Over the objection of the Fraternal Order of Police, which called for using the money to increase officers’ salaries, the City Council voted Thursday to transfer more than $4 million in surplus cash from the New Orleans Police Department’s 2014 personnel budget to pay for other city obligations.

The council voted unanimously to transfer $2 million to Sheriff Marlin Gusman to help pay for court-ordered jail reforms and $2 million to the Fire Department for pension-related costs. Another $250,000 is being shifted to the Chief Administrative Office budget to help pay for vehicle maintenance.

The Landrieu administration proposed moving the $2.25 million to the sheriff and CAO, while council President Stacy Head proposed moving the $2 million to the firefighters’ pension fund.

The transfer comes as the Police Department is struggling to recruit officers to fill its rapidly depleting ranks, creating a surplus because of unfilled positions.

Head said Thursday the surplus in the department’s budget existed even after officers were allowed to use “as much overtime as they could possibly want to use or be able to use.”

The NOPD hopes eventually to hire several hundred new officers to replace those lost through attrition.
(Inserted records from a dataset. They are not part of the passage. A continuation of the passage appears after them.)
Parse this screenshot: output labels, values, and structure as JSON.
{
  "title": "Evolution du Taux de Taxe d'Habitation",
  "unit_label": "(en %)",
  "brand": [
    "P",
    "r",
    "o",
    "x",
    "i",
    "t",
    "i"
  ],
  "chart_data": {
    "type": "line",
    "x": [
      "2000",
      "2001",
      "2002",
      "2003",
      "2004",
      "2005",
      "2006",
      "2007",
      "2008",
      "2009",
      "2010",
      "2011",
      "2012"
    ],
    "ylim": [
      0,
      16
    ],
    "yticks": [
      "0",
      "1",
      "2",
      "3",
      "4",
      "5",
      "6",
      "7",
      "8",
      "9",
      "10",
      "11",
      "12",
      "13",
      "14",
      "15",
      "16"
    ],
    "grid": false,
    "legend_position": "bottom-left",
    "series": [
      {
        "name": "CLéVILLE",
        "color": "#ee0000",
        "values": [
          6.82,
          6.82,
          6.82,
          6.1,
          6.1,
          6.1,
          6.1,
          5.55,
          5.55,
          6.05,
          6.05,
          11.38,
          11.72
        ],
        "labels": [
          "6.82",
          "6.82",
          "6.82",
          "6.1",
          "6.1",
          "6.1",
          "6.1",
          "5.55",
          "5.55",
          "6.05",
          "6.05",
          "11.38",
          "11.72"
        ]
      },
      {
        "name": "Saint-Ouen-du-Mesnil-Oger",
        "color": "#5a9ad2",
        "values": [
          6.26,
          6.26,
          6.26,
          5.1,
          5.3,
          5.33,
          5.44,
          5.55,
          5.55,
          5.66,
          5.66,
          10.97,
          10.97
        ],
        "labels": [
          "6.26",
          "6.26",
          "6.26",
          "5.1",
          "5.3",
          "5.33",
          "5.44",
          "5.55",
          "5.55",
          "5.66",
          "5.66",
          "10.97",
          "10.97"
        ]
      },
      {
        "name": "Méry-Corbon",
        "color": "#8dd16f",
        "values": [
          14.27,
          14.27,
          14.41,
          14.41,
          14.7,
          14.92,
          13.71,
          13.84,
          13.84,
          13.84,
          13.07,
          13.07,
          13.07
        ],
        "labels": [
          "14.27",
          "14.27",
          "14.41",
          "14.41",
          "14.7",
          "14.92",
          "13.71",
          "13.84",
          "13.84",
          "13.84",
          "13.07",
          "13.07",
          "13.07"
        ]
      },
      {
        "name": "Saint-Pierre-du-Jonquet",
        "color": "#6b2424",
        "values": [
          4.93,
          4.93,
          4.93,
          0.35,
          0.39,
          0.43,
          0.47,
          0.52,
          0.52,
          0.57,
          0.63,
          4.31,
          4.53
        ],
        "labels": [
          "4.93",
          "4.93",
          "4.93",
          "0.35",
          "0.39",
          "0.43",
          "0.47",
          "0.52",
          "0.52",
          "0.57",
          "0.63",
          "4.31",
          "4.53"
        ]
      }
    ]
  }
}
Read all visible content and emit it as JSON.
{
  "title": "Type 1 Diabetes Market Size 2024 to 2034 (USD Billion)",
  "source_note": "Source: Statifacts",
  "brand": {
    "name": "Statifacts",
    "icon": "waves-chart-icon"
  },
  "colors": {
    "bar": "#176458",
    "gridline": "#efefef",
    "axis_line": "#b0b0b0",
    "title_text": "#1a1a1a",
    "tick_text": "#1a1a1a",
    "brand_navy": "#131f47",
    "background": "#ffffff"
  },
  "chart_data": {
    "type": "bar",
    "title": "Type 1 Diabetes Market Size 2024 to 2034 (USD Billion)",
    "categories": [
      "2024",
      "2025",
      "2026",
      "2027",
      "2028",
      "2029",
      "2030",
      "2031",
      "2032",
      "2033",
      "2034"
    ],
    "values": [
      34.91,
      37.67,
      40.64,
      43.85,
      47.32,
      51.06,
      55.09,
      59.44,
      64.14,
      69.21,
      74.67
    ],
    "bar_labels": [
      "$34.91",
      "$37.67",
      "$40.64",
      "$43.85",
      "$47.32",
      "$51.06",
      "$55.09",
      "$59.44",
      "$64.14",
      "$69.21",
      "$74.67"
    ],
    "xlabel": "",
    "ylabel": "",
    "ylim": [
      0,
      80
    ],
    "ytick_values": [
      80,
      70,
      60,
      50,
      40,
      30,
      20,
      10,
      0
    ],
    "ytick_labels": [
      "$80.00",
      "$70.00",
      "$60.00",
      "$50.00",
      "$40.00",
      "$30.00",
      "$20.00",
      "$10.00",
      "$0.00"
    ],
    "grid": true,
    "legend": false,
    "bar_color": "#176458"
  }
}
Its 2014 budget, approved last fall, had money to hire 150 recruits in five academy classes. But with fewer than five months left in the year, the department has filled just one class of about 30.

Claude Schlesinger, an attorney for the Fraternal Order of Police, said taking money away from the department won’t help its efforts to boost its ranks. The department has about 1,100 officers and expects the number to drop below 1,100 by the end of the month, Schlesinger said.

“We would like to see enough of a cushion in the NOPD budget to begin the implementation of a pay raise,” he said. “We think that’s ultimately the answer to stop the hemorrhaging of police officers in the city.”

The raid on the police budget is a response to the city’s need to pay two big bills that have come due at the same time and were not included in the 2014 budget.

It must pay an undetermined number of millions as part of a federal consent decree requiring the sheriff to increase the number of guards and improve the treatment of inmates at Orleans Parish Prison.

The city also may be on the hook for as much as $17.5 million in court-ordered back payments to the New Orleans Firefighters Pension and Relief Fund. The city has not made full monthly payments to the fund during Mayor Mitch Landrieu’s tenure. The Mayor’s Office and the council have said the fund has been mismanaged. The city is challenging firefighters’ estimate of what is due and hopes to knock its debt down to $7 million, said Head, who also was careful to say Thursday that the pension will be paid.

Whether the pension bill will be paid “is not the debate or the discussion today. It never actually has been,” Head said. “The question is whether or not we, frankly, in my opinion, artificially try to build up a defunct and unsustainable pension system.”